- Pekulney Range Location within Chukotka Autonomous Okrug

Highest point
- Peak: Kolyuchaya
- Elevation: 1,362 m (4,469 ft)

Dimensions
- Length: 300 km (190 mi) NNE/SSW

Geography
- Location: Chukotka Autonomous Okrug, Far Eastern Federal District
- Range coordinates: 66°0′N 174°45′E﻿ / ﻿66.000°N 174.750°E
- Parent range: Chukotka Mountains East Siberian System

Geology
- Orogeny: Alpine orogeny
- Rock age(s): Mesozoic and Cenozoic
- Rock type: sedimentary rock with igneous rock intrusions

= Pekulney Range =

Mountain range in the country of Russia

The Pekulney Range (Пэкульней) is a range of mountains in far North-eastern Russia. Administratively the range is part of the Chukotka Autonomous Okrug of the Russian Federation. The area of the range is desolate and uninhabited.

The term "Pekulney" means "knife mountain" in the Chukchi language.

==Geography==
The Pekulney Range is a southern prolongation of the Chukotka Mountains, part of the East Siberian System of ranges.
This mountain chain runs in a roughly north/south direction for about 300 km, extending both north and south of the Arctic Circle. It is limited to the west by the Anadyr Highlands with the Osinov Range, and the Belaya River with its tributary Bolshaya Osinovaya. To the east the range is bound by the valley of the Tanyurer River. Both the rivers limiting the range to the west and to the east are flowing southwards. The highest point of the Pekulney Range is 1362 m high Kolyuchaya peak.

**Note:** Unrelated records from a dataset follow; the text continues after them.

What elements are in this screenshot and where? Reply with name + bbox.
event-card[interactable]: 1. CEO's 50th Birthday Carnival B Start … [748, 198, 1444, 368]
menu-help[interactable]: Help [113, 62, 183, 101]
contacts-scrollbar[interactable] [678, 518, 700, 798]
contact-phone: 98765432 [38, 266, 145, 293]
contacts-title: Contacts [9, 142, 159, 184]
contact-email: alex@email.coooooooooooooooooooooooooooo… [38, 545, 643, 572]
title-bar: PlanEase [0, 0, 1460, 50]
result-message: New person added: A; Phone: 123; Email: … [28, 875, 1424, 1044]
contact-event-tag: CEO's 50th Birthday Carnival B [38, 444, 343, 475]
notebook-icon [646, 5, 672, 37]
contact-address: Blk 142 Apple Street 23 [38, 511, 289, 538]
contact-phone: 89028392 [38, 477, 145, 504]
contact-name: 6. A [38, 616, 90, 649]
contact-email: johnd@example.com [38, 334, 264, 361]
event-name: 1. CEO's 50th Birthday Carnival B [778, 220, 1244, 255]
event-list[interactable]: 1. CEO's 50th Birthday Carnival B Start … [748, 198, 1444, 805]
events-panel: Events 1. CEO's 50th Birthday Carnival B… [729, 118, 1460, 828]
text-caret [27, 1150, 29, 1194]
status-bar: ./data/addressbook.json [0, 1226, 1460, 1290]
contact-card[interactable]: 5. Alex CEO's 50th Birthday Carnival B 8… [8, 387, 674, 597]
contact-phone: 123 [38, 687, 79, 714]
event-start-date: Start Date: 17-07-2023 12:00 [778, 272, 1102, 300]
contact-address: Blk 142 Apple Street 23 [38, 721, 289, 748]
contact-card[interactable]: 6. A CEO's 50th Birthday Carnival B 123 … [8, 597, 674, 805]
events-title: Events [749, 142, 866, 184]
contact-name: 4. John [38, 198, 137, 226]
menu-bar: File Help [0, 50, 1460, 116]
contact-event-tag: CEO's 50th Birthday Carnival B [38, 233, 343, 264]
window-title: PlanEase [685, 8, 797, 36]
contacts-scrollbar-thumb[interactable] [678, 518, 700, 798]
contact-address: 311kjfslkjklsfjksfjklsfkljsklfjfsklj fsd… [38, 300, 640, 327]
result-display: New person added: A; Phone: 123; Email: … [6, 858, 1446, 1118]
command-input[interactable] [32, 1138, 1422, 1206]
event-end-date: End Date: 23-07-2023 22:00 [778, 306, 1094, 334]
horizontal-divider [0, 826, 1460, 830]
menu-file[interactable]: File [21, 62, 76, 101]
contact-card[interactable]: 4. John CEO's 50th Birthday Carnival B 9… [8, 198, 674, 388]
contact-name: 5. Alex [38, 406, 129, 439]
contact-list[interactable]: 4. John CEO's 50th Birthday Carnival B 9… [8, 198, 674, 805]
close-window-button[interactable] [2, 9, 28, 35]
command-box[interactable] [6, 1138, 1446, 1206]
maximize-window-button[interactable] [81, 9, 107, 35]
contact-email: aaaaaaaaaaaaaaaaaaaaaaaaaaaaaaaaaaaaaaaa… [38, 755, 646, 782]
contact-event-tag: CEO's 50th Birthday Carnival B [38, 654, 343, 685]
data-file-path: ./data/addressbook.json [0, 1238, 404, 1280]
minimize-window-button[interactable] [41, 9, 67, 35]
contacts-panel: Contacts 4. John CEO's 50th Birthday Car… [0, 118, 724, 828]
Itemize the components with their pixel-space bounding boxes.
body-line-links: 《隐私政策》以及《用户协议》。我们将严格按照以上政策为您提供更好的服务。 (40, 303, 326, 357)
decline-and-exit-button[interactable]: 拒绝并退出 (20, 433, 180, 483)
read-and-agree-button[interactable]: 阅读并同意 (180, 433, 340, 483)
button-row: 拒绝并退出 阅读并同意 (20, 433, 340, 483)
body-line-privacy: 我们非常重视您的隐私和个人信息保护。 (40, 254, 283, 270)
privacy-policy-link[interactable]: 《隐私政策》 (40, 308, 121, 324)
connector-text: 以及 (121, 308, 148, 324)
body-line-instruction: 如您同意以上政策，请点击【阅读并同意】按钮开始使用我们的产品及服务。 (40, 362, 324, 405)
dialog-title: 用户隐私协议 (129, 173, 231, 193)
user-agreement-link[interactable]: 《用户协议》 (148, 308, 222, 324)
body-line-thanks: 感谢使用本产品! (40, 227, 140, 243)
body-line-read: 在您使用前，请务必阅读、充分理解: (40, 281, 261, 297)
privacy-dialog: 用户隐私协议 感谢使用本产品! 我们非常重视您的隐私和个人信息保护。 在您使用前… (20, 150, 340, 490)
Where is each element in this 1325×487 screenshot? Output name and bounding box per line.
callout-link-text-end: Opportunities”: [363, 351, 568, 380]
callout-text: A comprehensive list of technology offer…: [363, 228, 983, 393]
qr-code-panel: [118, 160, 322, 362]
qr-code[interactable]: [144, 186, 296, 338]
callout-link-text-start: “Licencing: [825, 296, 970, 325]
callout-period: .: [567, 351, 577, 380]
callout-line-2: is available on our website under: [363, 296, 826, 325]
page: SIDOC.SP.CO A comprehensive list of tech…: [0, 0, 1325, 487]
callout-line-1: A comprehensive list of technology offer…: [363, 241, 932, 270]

At its southern end the range reaches the Anadyr Lowland.

There are four cirque glaciers on the mountains of the range, as well as some perennial snow fields, with a total area not exceeding 4 sqkm.
| Defense Mapping Agency topographical map showing the area of the Pekulney Range on the right. |

==Flora==
The Pekulney Range has a barren look. The mountain slopes are covered with very little vegetation, mainly grasses, shrubs and "dwarf cedar", up to 300 m to 500 m. At higher elevations there is only rocky mountain tundra. The climate of the area is subarctic.